Seseorang atau kelompok juga berpeluang memanfaatkan air limbah ke dalam
tanah (pasal 35 ayat 1) ataupun membuang air limbah ke badan air atau sumber
air (pasal 40 ayat 1). Keduanya harus atas seizin tertulis dari bupati/walikota. Dari
sana, dapat dipastikan bahwa dalam mengembangkan lahan dan
memanfaatkannya, pengembang harus berkomitmen dalam memanfaatkan atau
membuang air limbah dari pengembang tanpa membuat air yang ditampung di
daerah pengembang menjadi tercemar. Jika tidak, pelaporan dan tindak pidana
pencemaran air sebagai konsekuensi jebolnya daya tampung beban pencemaran
dapat dilakukan pihak yang berhak mendapatkan air bermutu baik. (Bab IV
Pelaporan, Bab V Hak dan Kewajiban, dan Bab VIII Sanksi).
Studi kasus
Drainase merupakan salah satu aspek yang wajib dipenuhi saat membangun
rumah. Ketika ada kesalahan dalam membuat infrastruktur drainase, maka
dampak yang dihasilkan bisa beragam, salah satunya yaitu banjir. Kota yang
selalu terkena banjir yaitu kota Jakarta. Saluran drainse dikatakan bermasalah
ketika tidak mampu mengakomodir debit ketika banjir. Banyak faktor yang
menyebabkan konstruksi drainase tidak memenuhi kriteria aman. Pertumbuhan
kota dan perkembangan industri menimbulkan dampak yang cukup besar pada

siklus hidrologi sehingga berpengaruh besar terhadap sistem drainasi. Sebagai
contoh ada perkembangan beberapa kawasan hunian yang disinyalir sebagai
penyebab banjir dan genangan di lingkungan sekitarnya. Hal ini disebabkan
karena perkembangan urbanisasi, menyebabkan perubahan tata guna lahan,
sedangkan siklus hidrologi sangat dipengaruhi oleh tata guna lahan.
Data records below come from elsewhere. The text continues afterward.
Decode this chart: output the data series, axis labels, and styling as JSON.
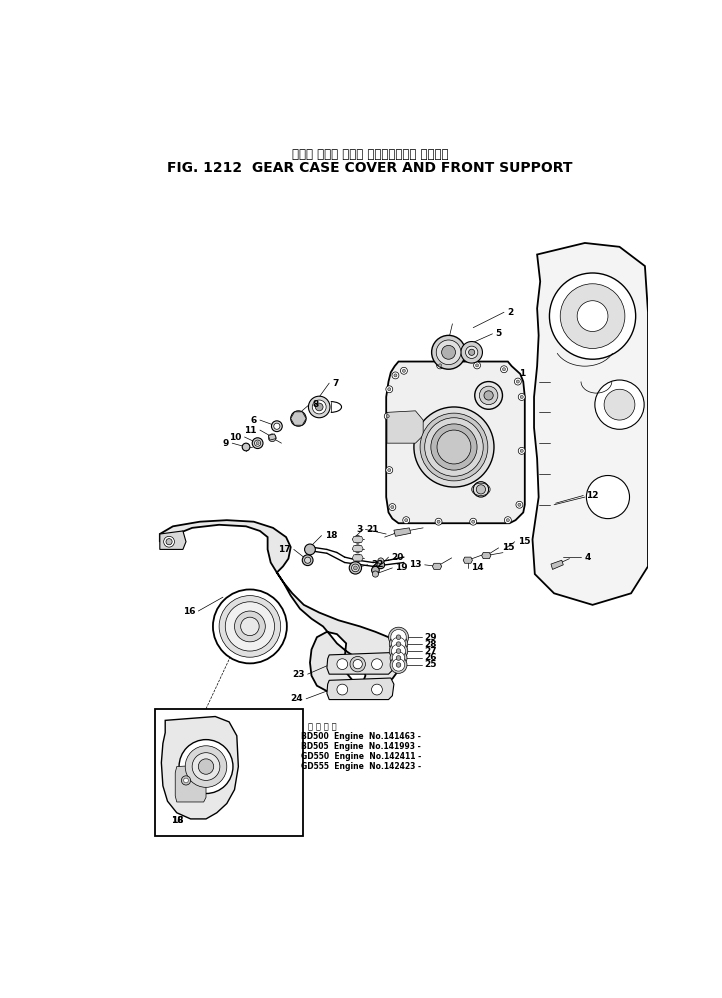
{
  "title_japanese": "ギヤー ケース カバー およびフロント サポート",
  "title_english": "FIG. 1212  GEAR CASE COVER AND FRONT SUPPORT",
  "bg_color": "#ffffff",
  "footnote_lines": [
    "適 用 号 番",
    "BD500  Engine  No.141463 -",
    "BD505  Engine  No.141993 -",
    "GD550  Engine  No.142411 -",
    "GD555  Engine  No.142423 -"
  ],
  "fig_width": 7.22,
  "fig_height": 9.98,
  "dpi": 100
}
Oleh karena
itu setiap perkembangan kota atau wilayah harus diikuti dengan perbaikan sistem
drainase, tidak cukup hanya pada lokasi yang dikembangkan, melainkan harus
meliputi daerah sekitarnya juga.

Jaringan drainase perkotaan meliputi seluruh alur air, baik alur alam maupun alur
buatan yang hulunya terletak di kota dan bermuara di sungai yang melewati kota
Jakarta.
Pada beberapa lokasi pengembangan lahan, dimana penambahan lapisan kedap
air besar, pembangunan kolam penahan mungkin diperlukan untuk mengontrol
kenaikan aliran permukaan. Besarnya beban aliran yang diterima oleh sungaisungai pada musim penghujan menyebabkan sering terjadinya banjir akibat
luapan air sungai.
Upaya-upaya penanggulangan banjir pada saluran drainasi
1. Memperbaiki kebijakan tata guna lahan baik di daerah hulu maupun hilir.
2. Menjaga kelestarian sungai dari sampah-sampah dan pendangkalan.
3. Membuat tanggul-tanggul yang tinggi dan aman di pinggir sungai.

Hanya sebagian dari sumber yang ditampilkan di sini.